The Religious Resurgency: an epiphany from Live Science

Live Science is a journalistic website that reports science for plebeians. In a recent article they report that the world will get more religious by the year 2050.

This is hardly a revelation. The religious vibe has been increasingly in our faces, ever since 9/11. As George Dubbya Bush explained to Australian Prime Minister John Howard in February 2003, liberating the people of Iraq would not be a gift provided by the United States but, rather, "God's gift to every human being in the world". And so it came to pass that God rid the world of Saddam Hussein and gave us The Islamic State of Iraq and Syria. Of course we can think back a few more decades to 1979 when Iran became an Islamic State. And we can look at the here and now, and see than President Erdogan is maneuvering Turkey towards Islamic Statehood.
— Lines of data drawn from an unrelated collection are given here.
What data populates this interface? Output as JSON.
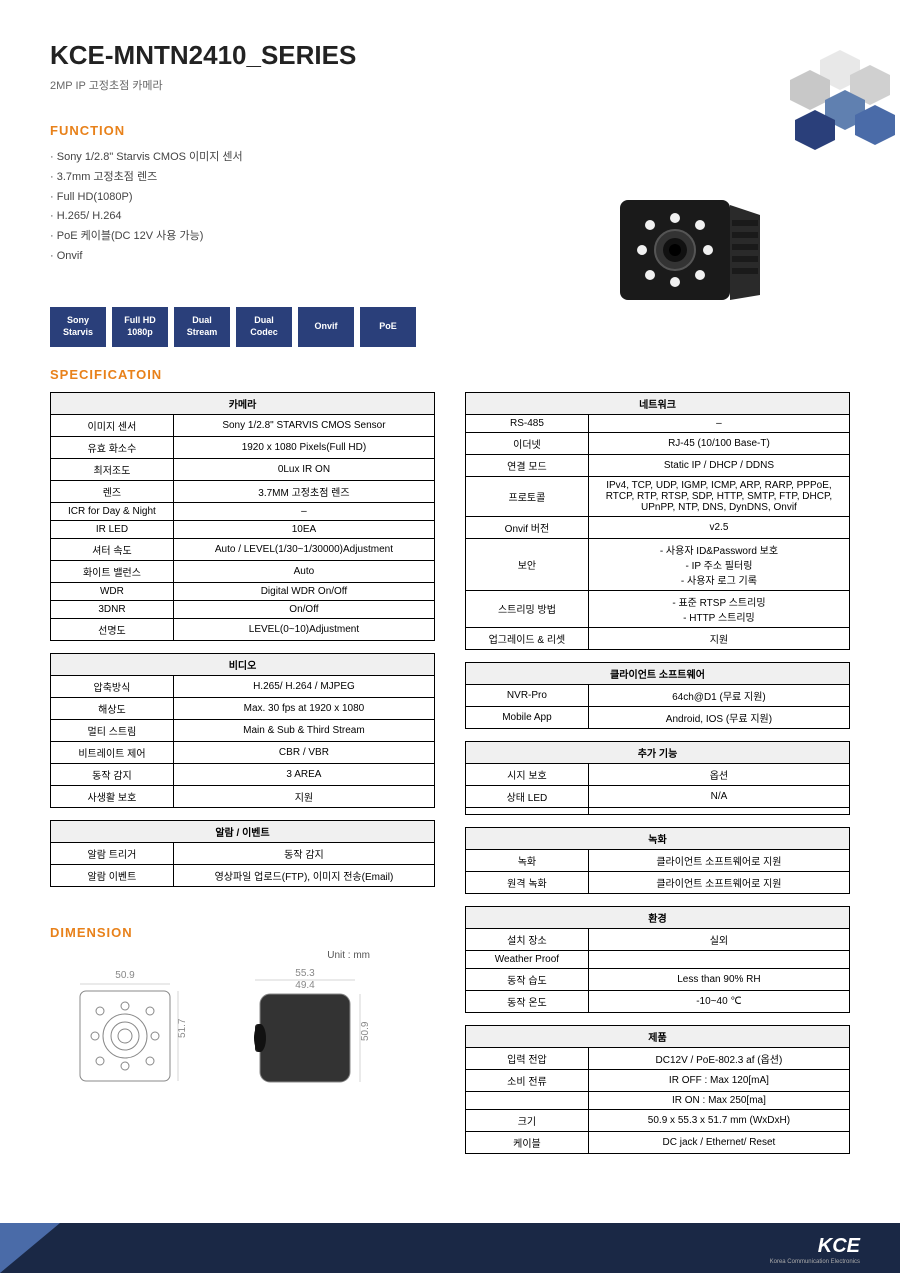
{
  "header": {
    "title": "KCE-MNTN2410_SERIES",
    "subtitle": "2MP IP  고정초점  카메라"
  },
  "sections": {
    "function": "FUNCTION",
    "spec": "SPECIFICATOIN",
    "dimension": "DIMENSION"
  },
  "function_items": [
    "Sony 1/2.8\" Starvis CMOS 이미지 센서",
    "3.7mm 고정초점 렌즈",
    "Full HD(1080P)",
    "H.265/ H.264",
    "PoE 케이블(DC 12V 사용 가능)",
    "Onvif"
  ],
  "badges": [
    {
      "l1": "Sony",
      "l2": "Starvis"
    },
    {
      "l1": "Full HD",
      "l2": "1080p"
    },
    {
      "l1": "Dual",
      "l2": "Stream"
    },
    {
      "l1": "Dual",
      "l2": "Codec"
    },
    {
      "l1": "Onvif",
      "l2": ""
    },
    {
      "l1": "PoE",
      "l2": ""
    }
  ],
  "tables_left": [
    {
      "title": "카메라",
      "rows": [
        [
          "이미지 센서",
          "Sony 1/2.8\"  STARVIS CMOS Sensor"
        ],
        [
          "유효 화소수",
          "1920 x 1080 Pixels(Full HD)"
        ],
        [
          "최저조도",
          "0Lux IR ON"
        ],
        [
          "렌즈",
          "3.7MM 고정초점 렌즈"
        ],
        [
          "ICR for Day & Night",
          "–"
        ],
        [
          "IR LED",
          "10EA"
        ],
        [
          "셔터 속도",
          "Auto / LEVEL(1/30~1/30000)Adjustment"
        ],
        [
          "화이트 밸런스",
          "Auto"
        ],
        [
          "WDR",
          "Digital WDR On/Off"
        ],
        [
          "3DNR",
          "On/Off"
        ],
        [
          "선명도",
          "LEVEL(0~10)Adjustment"
        ]
      ]
    },
    {
      "title": "비디오",
      "rows": [
        [
          "압축방식",
          "H.265/ H.264 / MJPEG"
        ],
        [
          "해상도",
          "Max. 30 fps at 1920 x 1080"
        ],
        [
          "멀티 스트림",
          "Main & Sub & Third Stream"
        ],
        [
          "비트레이트 제어",
          "CBR / VBR"
        ],
        [
          "동작 감지",
          "3 AREA"
        ],
        [
          "사생활 보호",
          "지원"
        ]
      ]
    },
    {
      "title": "알람 / 이벤트",
      "rows": [
        [
          "알람 트리거",
          "동작 감지"
        ],
        [
          "알람 이벤트",
          "영상파일 업로드(FTP), 이미지 전송(Email)"
        ]
      ]
    }
  ],
  "tables_right": [
    {
      "title": "네트워크",
      "rows": [
        [
          "RS-485",
          "–"
        ],
        [
          "이더넷",
          "RJ-45 (10/100 Base-T)"
        ],
        [
          "연결 모드",
          "Static IP / DHCP / DDNS"
        ],
        [
          "프로토콜",
          "IPv4, TCP, UDP, IGMP, ICMP, ARP, RARP, PPPoE, RTCP, RTP, RTSP, SDP, HTTP, SMTP, FTP, DHCP, UPnPP, NTP, DNS, DynDNS, Onvif"
        ],
        [
          "Onvif 버전",
          "v2.5"
        ],
        [
          "보안",
          "- 사용자 ID&Password 보호\n- IP 주소 필터링\n- 사용자 로그 기록"
        ],
        [
          "스트리밍 방법",
          "- 표준 RTSP 스트리밍\n- HTTP 스트리밍"
        ],
        [
          "업그레이드 & 리셋",
          "지원"
        ]
      ]
    },
    {
      "title": "클라이언트 소프트웨어",
      "rows": [
        [
          "NVR-Pro",
          "64ch@D1 (무료 지원)"
        ],
        [
          "Mobile App",
          "Android, IOS (무료 지원)"
        ]
      ]
    },
    {
      "title": "추가 기능",
      "rows": [
        [
          "시지 보호",
          "옵션"
        ],
        [
          "상태 LED",
          "N/A"
        ],
        [
          "",
          ""
        ]
      ]
    },
    {
      "title": "녹화",
      "rows": [
        [
          "녹화",
          "클라이언트 소프트웨어로 지원"
        ],
        [
          "원격 녹화",
          "클라이언트 소프트웨어로 지원"
        ]
      ]
    },
    {
      "title": "환경",
      "rows": [
        [
          "설치 장소",
          "실외"
        ],
        [
          "Weather Proof",
          ""
        ],
        [
          "동작 습도",
          "Less than 90% RH"
        ],
        [
          "동작 온도",
          "-10~40 ℃"
        ]
      ]
    },
    {
      "title": "제품",
      "rows": [
        [
          "입력 전압",
          "DC12V / PoE-802.3 af (옵션)"
        ],
        [
          "소비 전류",
          "IR OFF : Max 120[mA]"
        ],
        [
          "",
          "IR ON : Max 250[ma]"
        ],
        [
          "크기",
          "50.9 x 55.3 x 51.7 mm (WxDxH)"
        ],
        [
          "케이블",
          "DC jack / Ethernet/ Reset"
        ]
      ]
    }
  ],
  "dimension": {
    "unit": "Unit : mm",
    "front_w": "50.9",
    "side_w": "55.3",
    "side_inner": "49.4",
    "front_h": "51.7",
    "side_h": "50.9"
  },
  "footer": {
    "logo": "KCE",
    "sub": "Korea Communication Electronics"
  },
  "colors": {
    "accent": "#e8811a",
    "badge_bg": "#2a3f7a",
    "footer_bg": "#1a2845",
    "footer_accent": "#4a6ba8"
  }
}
So we might wonder, why did it take Live Science sooo looong to figure out the obvious? Well, Live Science didn't figure out anything. They were just parroting a report by the Pew Forum. In turn, the Pew Forum was simply looking at demographics and extrapolating:

Fertility rates varied by religion ... with Muslims having the highest fertility rate, of 3.1 children per woman; Christians coming in second, with 2.7 kids per woman; Hindus and Jews with average fertility rates of 2.4 and 2.3, respectively; and Buddhists having one of the lowest fertility rates, at 1.6.

Today's religiously unaffiliated population, by contrast, is heavily concentrated in places with low fertility and aging populations, such as Europe, North America, China and Japan.

This sort of extrapolation is pretty minimial when it comes to scientific content. I guess that we could say that the underpinning scientific principles are (1) that religions grow their numbers by promoting the fertility of their followers and (2) by making sure that the resulting children are indoctrinated before they develop any capacity to think for themselves.

The mechanism(s) that cause religiousity of society to shift are not addressed by Live Science, nor by the Pew Forum. Would you be surprised to know that there is a scientific theory that not only explains resurgence of religion but also predicted it!

The theory is called "ecology". Effective application of ecology to human history is developed by Paul Colinvaux (1980) "The Fates of Nations: A Biological Theory for History". If you don't have a solid grounding in ecology, and even if you think you do, I recommend that first you should read his 1979 book, "Why Big Fierce Animals Are Rare".

Much as I'd like to, I'm not going to explain it all to you. Read the books.